What is Nature? And Who Gets to Decide?

The names Jens Jenson, John Nolan, John Muir, Aldo Leopold, and many others still decorate the street signs, parks, and buildings throughout Madison as a testament to their involvement with how Madison looks today.

These naturalists, environments, landscape architects, poets, heavily influenced the design of outdoor environments on campus and throughout the city of Madison. They also continue to construct the ideas of nature within the minds of University students through the classroom, and American culture before they even step foot on campus. 

The Hudson River School began the romanticization of the seemingly unoccupied landscape. A true American wilderness. In the future American landscapes would continue to be described by poets and naturalists as “untouched” and therefore a place of respite from bustling society. However many of these landscapes were maintained.

The “father” of American landscape architecture Frederick Law Olmsted popularized the picturesque landscape style with its lush homogenous green overlooks and curving pathways. These landscapes were created for people to escape and stay healthy within urban settings. 

His principles continued to influence the style of American landscape architecture today on campus. The picturesque and pastoral style creates an image of nature associated with the romanticization of untouched landscape while still being maintained for people to use. Today his influence can be seen walking through a wooded space along the Lakeshore Nature Path or sitting on the lawn of Bascom Hill. 

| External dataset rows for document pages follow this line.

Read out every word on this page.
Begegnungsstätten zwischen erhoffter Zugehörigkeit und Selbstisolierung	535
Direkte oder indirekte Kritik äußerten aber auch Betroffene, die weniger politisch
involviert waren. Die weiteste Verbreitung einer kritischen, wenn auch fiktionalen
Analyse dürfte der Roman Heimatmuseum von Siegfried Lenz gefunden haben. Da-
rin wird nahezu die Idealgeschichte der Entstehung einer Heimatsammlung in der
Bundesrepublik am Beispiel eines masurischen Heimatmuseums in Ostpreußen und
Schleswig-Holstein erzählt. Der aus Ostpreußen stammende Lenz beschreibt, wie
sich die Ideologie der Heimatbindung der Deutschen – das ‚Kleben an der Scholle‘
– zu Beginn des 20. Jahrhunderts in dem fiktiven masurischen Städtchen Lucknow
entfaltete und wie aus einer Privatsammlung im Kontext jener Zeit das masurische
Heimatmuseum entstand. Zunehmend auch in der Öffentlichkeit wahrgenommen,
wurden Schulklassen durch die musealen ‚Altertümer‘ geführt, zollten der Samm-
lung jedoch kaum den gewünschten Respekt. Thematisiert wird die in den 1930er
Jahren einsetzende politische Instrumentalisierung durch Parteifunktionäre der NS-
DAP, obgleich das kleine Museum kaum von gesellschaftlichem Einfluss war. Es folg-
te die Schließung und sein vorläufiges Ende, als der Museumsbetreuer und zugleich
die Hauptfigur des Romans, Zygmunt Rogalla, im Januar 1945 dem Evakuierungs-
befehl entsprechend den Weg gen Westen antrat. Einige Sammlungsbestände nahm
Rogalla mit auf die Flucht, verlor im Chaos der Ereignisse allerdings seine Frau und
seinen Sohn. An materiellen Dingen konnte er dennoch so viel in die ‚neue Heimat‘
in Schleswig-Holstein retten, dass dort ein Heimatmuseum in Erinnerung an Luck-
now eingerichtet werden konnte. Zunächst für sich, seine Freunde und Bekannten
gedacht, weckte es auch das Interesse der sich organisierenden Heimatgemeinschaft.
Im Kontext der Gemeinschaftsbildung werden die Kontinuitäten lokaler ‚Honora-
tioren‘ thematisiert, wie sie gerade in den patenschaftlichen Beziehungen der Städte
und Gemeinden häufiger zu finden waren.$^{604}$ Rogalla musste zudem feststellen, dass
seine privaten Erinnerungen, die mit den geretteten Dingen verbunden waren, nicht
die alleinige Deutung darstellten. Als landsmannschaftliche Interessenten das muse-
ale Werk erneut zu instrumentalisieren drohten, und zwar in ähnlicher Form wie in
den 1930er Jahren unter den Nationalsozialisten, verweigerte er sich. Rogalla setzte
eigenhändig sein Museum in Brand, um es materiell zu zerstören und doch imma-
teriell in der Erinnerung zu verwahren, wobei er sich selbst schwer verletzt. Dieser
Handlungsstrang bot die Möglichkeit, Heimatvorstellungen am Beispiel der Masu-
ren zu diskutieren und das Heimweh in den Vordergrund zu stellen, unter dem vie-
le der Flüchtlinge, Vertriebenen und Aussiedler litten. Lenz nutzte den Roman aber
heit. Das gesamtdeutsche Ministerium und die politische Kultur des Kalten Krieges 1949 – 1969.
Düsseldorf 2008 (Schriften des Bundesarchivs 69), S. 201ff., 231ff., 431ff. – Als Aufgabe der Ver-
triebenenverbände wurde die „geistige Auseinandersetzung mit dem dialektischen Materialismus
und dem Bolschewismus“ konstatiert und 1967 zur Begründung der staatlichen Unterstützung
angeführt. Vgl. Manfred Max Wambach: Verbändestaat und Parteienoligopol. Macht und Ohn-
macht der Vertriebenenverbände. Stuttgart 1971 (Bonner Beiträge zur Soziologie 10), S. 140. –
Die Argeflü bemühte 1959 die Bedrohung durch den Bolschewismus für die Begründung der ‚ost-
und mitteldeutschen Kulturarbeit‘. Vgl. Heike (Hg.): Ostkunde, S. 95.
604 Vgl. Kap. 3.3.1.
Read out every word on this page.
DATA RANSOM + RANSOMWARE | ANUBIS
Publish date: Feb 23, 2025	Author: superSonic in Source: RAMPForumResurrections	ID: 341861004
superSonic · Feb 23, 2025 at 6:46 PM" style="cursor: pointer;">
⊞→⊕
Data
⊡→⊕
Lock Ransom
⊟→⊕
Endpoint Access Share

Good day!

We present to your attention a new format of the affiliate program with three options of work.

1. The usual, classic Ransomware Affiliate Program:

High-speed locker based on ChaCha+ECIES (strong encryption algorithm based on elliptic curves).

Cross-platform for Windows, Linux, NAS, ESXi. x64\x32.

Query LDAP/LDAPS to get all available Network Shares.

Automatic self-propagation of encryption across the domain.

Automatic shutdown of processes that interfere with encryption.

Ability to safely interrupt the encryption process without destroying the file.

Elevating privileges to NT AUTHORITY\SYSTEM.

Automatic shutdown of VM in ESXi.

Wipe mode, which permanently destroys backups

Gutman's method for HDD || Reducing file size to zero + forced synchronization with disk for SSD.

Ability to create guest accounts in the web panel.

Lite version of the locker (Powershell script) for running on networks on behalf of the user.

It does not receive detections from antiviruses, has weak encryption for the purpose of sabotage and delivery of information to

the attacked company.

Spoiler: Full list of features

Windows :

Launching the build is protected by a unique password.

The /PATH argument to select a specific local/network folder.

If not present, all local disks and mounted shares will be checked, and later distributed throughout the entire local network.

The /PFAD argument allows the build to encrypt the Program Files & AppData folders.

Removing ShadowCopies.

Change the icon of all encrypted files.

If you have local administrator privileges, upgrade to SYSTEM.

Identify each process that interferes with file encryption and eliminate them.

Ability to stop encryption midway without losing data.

Many groups of people, especially Native Americans and Black Americans, have been underrepresented and intentionally excluded in discussions of nature, leaving the dominant understanding to be the same white, Christian romanticized image. In her book Black Faces, White Spaces, Carolyn Finney discusses how Black Americans have been segregated in outdoor spaces, including national parks, and excluded from imagery associated with nature or the outdoors. 

Additionally within Dane County, Aldo Leopold and other famous naturalists romanticized the lack of human influence of prairies and yet these were not only maintained, but a direct consequence of indigenous peoples’ care for the land. Within the campus the effigy mounds which once covered many parts of the campus landscape have since been destroyed from development with only a few remaining.

As the positive influence of nature on mental health has become increasingly evident in combating the mental health crisis, it is vital to acknowledge the impact of the history of UW-Madison’s landscape design on student’s well being. Many of the outdoor spaces on campus have been created by people with a specific understanding of what nature is and what it should look like. Our exploratory work asks students about characteristics of a variety of outdoor locations on UW-Madison’s campus. The variety of spaces included allows a definition of nature which does not exclude natural to only spaces perceived as lacking human influence or maintenance. This puts a focus on understanding what characteristics of a space improves health, without a defined limitation on what a natural or a healthy environment can be.